Enquanto comentava comigo mesmo que Deus havia sido clemente com ela, uma vez que não permitira que chegasse até o castigo comum, fazendo que morresse no auge do luxo e da beleza, antes da chegada velhice, que é na verdade a primeira morte das cortesãs.
De fato, o que há de mais triste do que ver a velhice do vício, sobretudo na mulher? Trata-se de uma velhice que não tem a mínima dignidade e não inspira nenhum interesse. O arrependimento eterno, não devido ao mau caminho percorrido, mas sim pelos cálculos malfeitos e o dinheiro mal-empregado, é um dos sentimentos mais tristes que pode atingir uma cortesã envelhecida. Conheci uma velha senhora que nada mais tinha do passado além de uma filha quase tão bela como havia sido a mãe, segundo afirmavam seus contemporâneos. Essa moça, a quem a mãe jamais dissera "Você é minha filha" a não ser no momento em que precisou dela para amparar sua velhice como ela a amparara na infância, chamava-se Louise, e, obedecendo à mãe, entregava-se sem boa vontade, sem paixão e sem prazer do mesmo modo que desempenharia qualquer profissão, caso houvesse aprendido uma.
A convivência constante com o deboche, um deboche precoce alimentado continuamente pelo estado doentio da jovem, havia apagado nela a compreensão para o mal e o bem que talvez Deus lhe houvesse concedido mas que ninguém se dera ao trabalho de desenvolver.
Nunca vou me esquecer dessa moça que passava pelos bulevares todos os dias à mesma hora. A mãe estava sempre ao lado dela, tão assiduamente quanto uma verdadeira mãe acompanharia a verdadeira filha. Eu era muito jovem naquela época e disposto a aceitar a moral fácil do meu século. No entanto lembro-me de que aquela vigilância escandalosa inspirava-me desprezo e asco.
Acrescente-se a esses fatos que jamais o rosto de nenhuma virgem espelhou sentimento de inocência e de sofrimento melancólico como o dela espelhava. Poderia dizer-se que era a imagem viva da Resignação.

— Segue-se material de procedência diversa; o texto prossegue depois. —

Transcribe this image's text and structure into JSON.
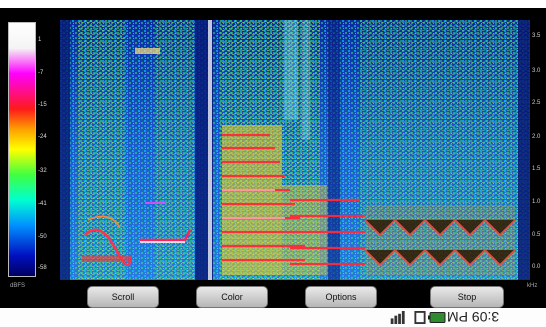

Um dia, o rosto dessa jovem resplandeceu. No decorrer dos deboches que sua mãe programava, pareceu à pecadora que Deus lhe permitia uma felicidade. E por que, afinal de contas, Deus, que a fizera sem forças, iria deixá-la sem consolo sob o peso doloroso de sua vida? Então, naquele dia, ela percebeu que estava grávida, e o que ainda havia de casto na moça vibrou de alegria. A alma tem refúgios estranhos. Louise correu a contar à sua mãe a novidade que a fazia tão feliz. É vergonhoso dizê-lo, porém não estamos mencionando aqui a imoralidade por prazer; contamos um fato verdadeiro, que talvez fosse melhor calarmos se não acreditássemos que de vez em quando é preciso revelar o martírio dos seres que condenamos sem ouvi-los, que desprezamos sem julgá-los. É vergonhoso, eu dizia, mas a mãe respondeu à filha que já não tinham o suficiente para as duas e que não teriam o que bastasse para três, que crianças eram inúteis e que a gravidez significava tempo perdido.
No dia seguinte, uma parteira, que vamos definir apenas como amiga da mãe de Louise, que ficou alguns dias de cama e levantou-se mais pálida e mais fraca do que antes.
Três meses depois, um homem teve piedade dela e iniciou sua cura moral e física, porém o último choque havia sido muito violento e Louise morreu em decorrência do aborto que fizer.
A mãe dela ainda vive. como? Só Deus sabe.